The characters consist of cliché after cliché after cliché: the sexually predatory ballet company director; the shy, bulimic, repressed underling dancer who finally gets her Big Chance; the pretend friend and rival who just might be an enemy in disguise; the jealous older dancer who’s all washed up; the enmeshed and controlling ballet mother who sacrificed her career to…well, you get the idea.
And the sex—let’s not forget the sex. The movie certainly doesn’t. Every sexual encounter between two people (although the movie’s specialty is actually sex for one) is decidedly unpleasant. The obligatory lesbian sex scene is probably the only one of its kind in which viewers are justifiably afraid that one of the actresses is literally going to eat the other—as in “sink teeth into, draw blood, and devour.”
If that doesn’t strike your fancy, there’s the dancing. After all, this is a dance movie, right? All dance films must face the question of whether to cast dancers in the leading roles and sacrifice the acting, or cast actors in the leading roles and sacrifice the dancing. “The Red Shoes” and “The Turning Point (see this for a personal note) resolved the dilemma in favor of dancers who could act somewhat. In “Black Swan,” it’s actresses who can dance somewhat.

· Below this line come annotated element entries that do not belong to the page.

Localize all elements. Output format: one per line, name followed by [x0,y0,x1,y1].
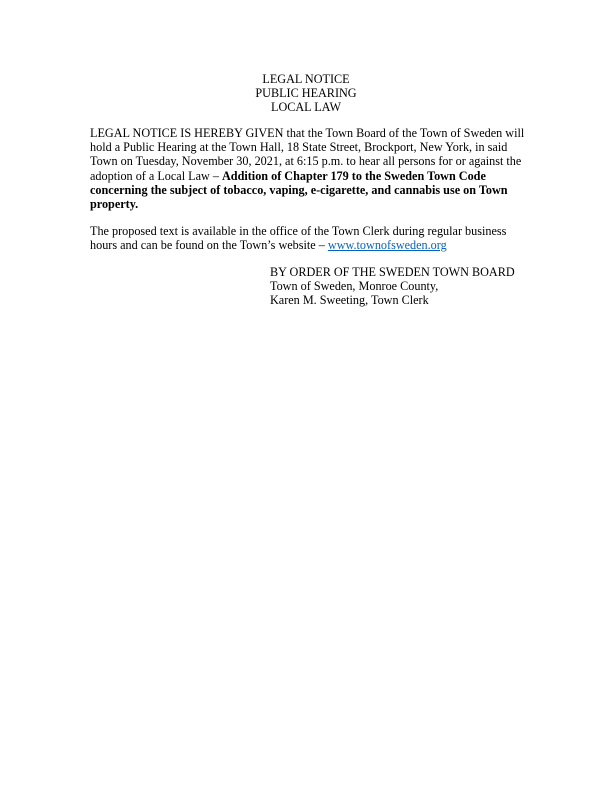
signature-order-line: BY ORDER OF THE SWEDEN TOWN BOARD [270,265,515,279]
availability-text: The proposed text is available in the office of the Town Clerk during regular business hours and can be found on the Town’s website – [90,224,507,253]
signature-block [270,265,515,308]
website-link[interactable]: www.townofsweden.org [327,238,447,253]
signature-clerk-line: Karen M. Sweeting, Town Clerk [270,293,429,308]
title-local-law: LOCAL LAW [271,100,341,114]
title-public-hearing: PUBLIC HEARING [255,86,357,100]
notice-title-block [0,72,612,114]
notice-paragraph [90,126,530,211]
availability-paragraph [90,224,530,252]
title-legal-notice: LEGAL NOTICE [262,72,350,86]
notice-intro-text: LEGAL NOTICE IS HEREBY GIVEN that the Town Board of the Town of Sweden will hold a Public Hearing at the Town Hall, 18 State Street, Brockport, New York, in said Town on Tuesday, November 30, 2021, at 6:15 p.m. to hear all persons for or against the adoption of a Local Law – [90,126,525,183]
signature-town-line: Town of Sweden, Monroe County, [270,279,439,294]
notice-bold-subject: Addition of Chapter 179 to the Sweden Town Code concerning the subject of tobacco, vaping, e-cigarette, and cannabis use on Town property. [90,168,508,212]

Natalie Portman and Mila Kunis do a pretty good job—good but not great, since it’s an impossible task to fake artistry and/or professional technique. The camera obsessively follows the movements of Portman’s slender, flexible upper body in claustrophobic closeups which make her seem convincing as a dancer, although a relatively uninteresting one. She can rise on her toes and perform simple movements respectably, as well. But when bravura technique is required, it’s a long shot and a body double to the rescue.

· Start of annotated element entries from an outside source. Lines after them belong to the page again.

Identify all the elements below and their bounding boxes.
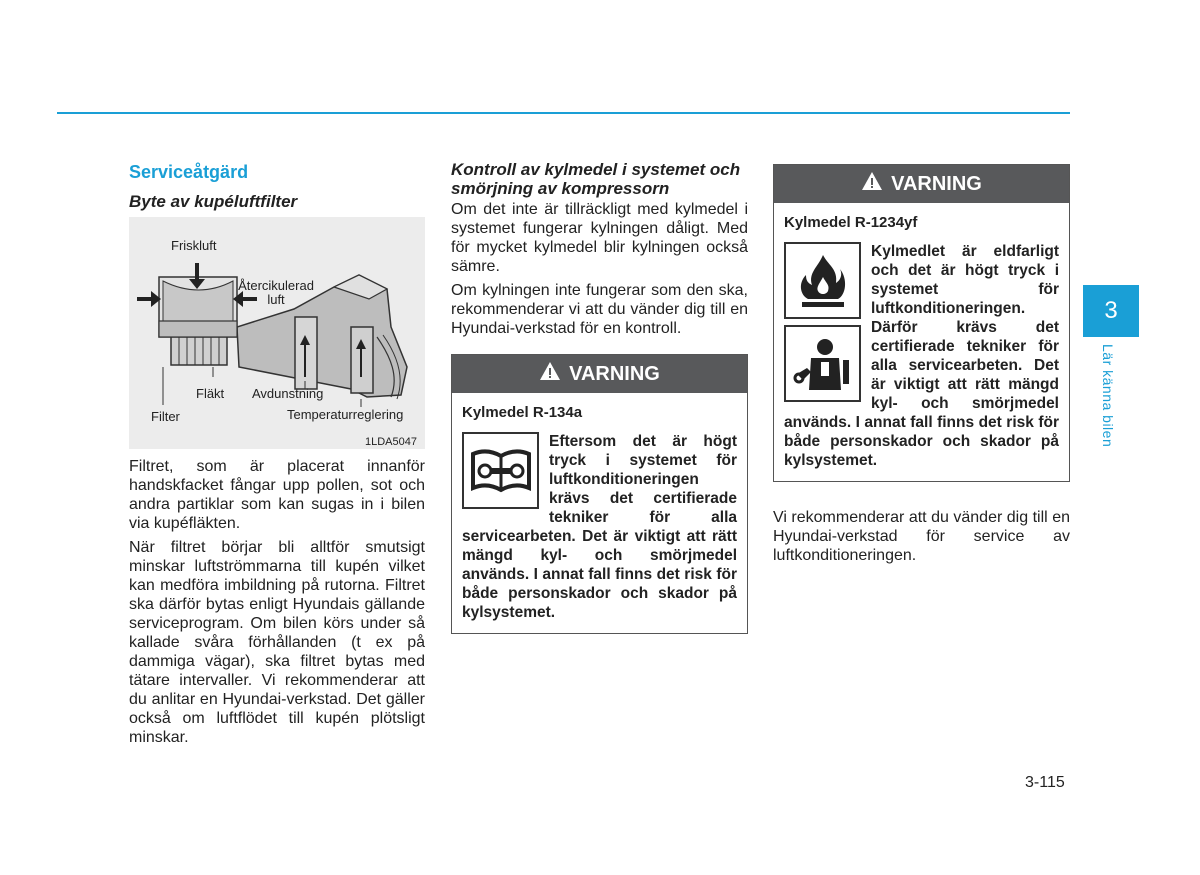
technician-icon [784, 325, 861, 402]
paragraph: När filtret börjar bli alltför smutsigt minskar luftströmmarna till kupén vilket kan medföra imbildning på rutorna. Filtret ska därför bytas enligt Hyundais gällande serviceprogram. Om bilen körs under så kallade svåra förhållanden (t ex på dammiga vägar), ska filtret bytas med tätare intervaller. Vi rekommenderar att du anlitar en Hyundai-verkstad. Det gäller också om luftflödet till kupén plötsligt minskar. [129, 539, 425, 746]
header-rule [57, 112, 1070, 114]
column-3 [773, 164, 1070, 570]
section-title: Serviceåtgärd [129, 162, 249, 182]
page-number: 3-115 [1025, 774, 1065, 791]
figure-code: 1LDA5047 [365, 436, 417, 448]
paragraph: Om det inte är tillräckligt med kylmedel i systemet fungerar kylningen dåligt. Med för mycket kylmedel blir kylningen också sämre. [451, 201, 748, 275]
warning-title: VARNING [569, 362, 660, 385]
warning-header [774, 165, 1069, 203]
label-flakt: Fläkt [196, 386, 225, 401]
warning-box [451, 354, 748, 634]
warning-text: Eftersom det är högt tryck i systemet för luftkonditioneringen krävs det certifierade tekniker för alla servicearbeten. Det är viktigt att rätt mängd kyl- och smörjmedel används. I annat fall finns det risk för både personskador och skador på kylsystemet. [462, 433, 737, 621]
label-friskluft: Friskluft [171, 238, 217, 253]
warning-subtitle: Kylmedel R-134a [462, 404, 583, 421]
column-2 [451, 160, 748, 634]
warning-triangle-icon [539, 361, 561, 387]
section-heading: Kontroll av kylmedel i systemet och smörjning av kompressorn [451, 160, 741, 198]
warning-subtitle: Kylmedel R-1234yf [784, 214, 918, 231]
label-filter: Filter [151, 409, 180, 424]
chapter-title: Lär känna bilen [1100, 344, 1116, 448]
subheading: Byte av kupéluftfilter [129, 192, 298, 211]
warning-triangle-icon [861, 171, 883, 197]
warning-text: Kylmedlet är eldfarligt och det är högt tryck i systemet för luftkonditioneringen. Därför krävs det certifierade tekniker för alla servicearbeten. Det är viktigt att rätt mängd kyl- och smörjmedel används. I annat fall finns det risk för både personskador och skador på kylsystemet. [784, 243, 1059, 469]
paragraph: Vi rekommenderar att du vänder dig till en Hyundai-verkstad för service av luftkonditioneringen. [773, 509, 1070, 564]
label-atercikulerad: Återcikulerad luft [238, 278, 314, 307]
warning-box [773, 164, 1070, 482]
label-temperaturreglering: Temperaturreglering [287, 407, 404, 422]
warning-header [452, 355, 747, 393]
warning-title: VARNING [891, 172, 982, 195]
manual-wrench-icon [462, 432, 539, 509]
flammable-icon [784, 242, 861, 319]
cabin-filter-diagram [129, 217, 425, 449]
paragraph: Om kylningen inte fungerar som den ska, rekommenderar vi att du vänder dig till en Hyundai-verkstad för en kontroll. [451, 282, 748, 337]
paragraph: Filtret, som är placerat innanför handskfacket fångar upp pollen, sot och andra partiklar som kan sugas in i bilen via kupéfläkten. [129, 458, 425, 532]
label-avdunstning: Avdunstning [252, 386, 324, 401]
column-1 [129, 160, 425, 752]
chapter-tab: 3 [1083, 285, 1139, 337]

But in fact, none of the dancing in the film is of interest as dance per se, and there really isn’t that much of it anyway. But dance is not what this movie is about—it’s “Rosemary’s Baby” crossed with “Repulsion,” sur les pointes. If that seems like a mixed metaphor—well, it is.
[NOTE: In the life-imitates-art department, star Portman is now pregnant and engaged to the NYC Ballet dancer who plays the brief role of the Prince in the film, handsome Benjamin Millepied. Until the filming began, Millepied had a live-in girlfriend, American Ballet Theatre dancer Isabella Boylston. This would make Portman the Other Woman, just like Odile, the Black Swan is in "Swan Lake." Does that make Boylston Odette, the White Swan?]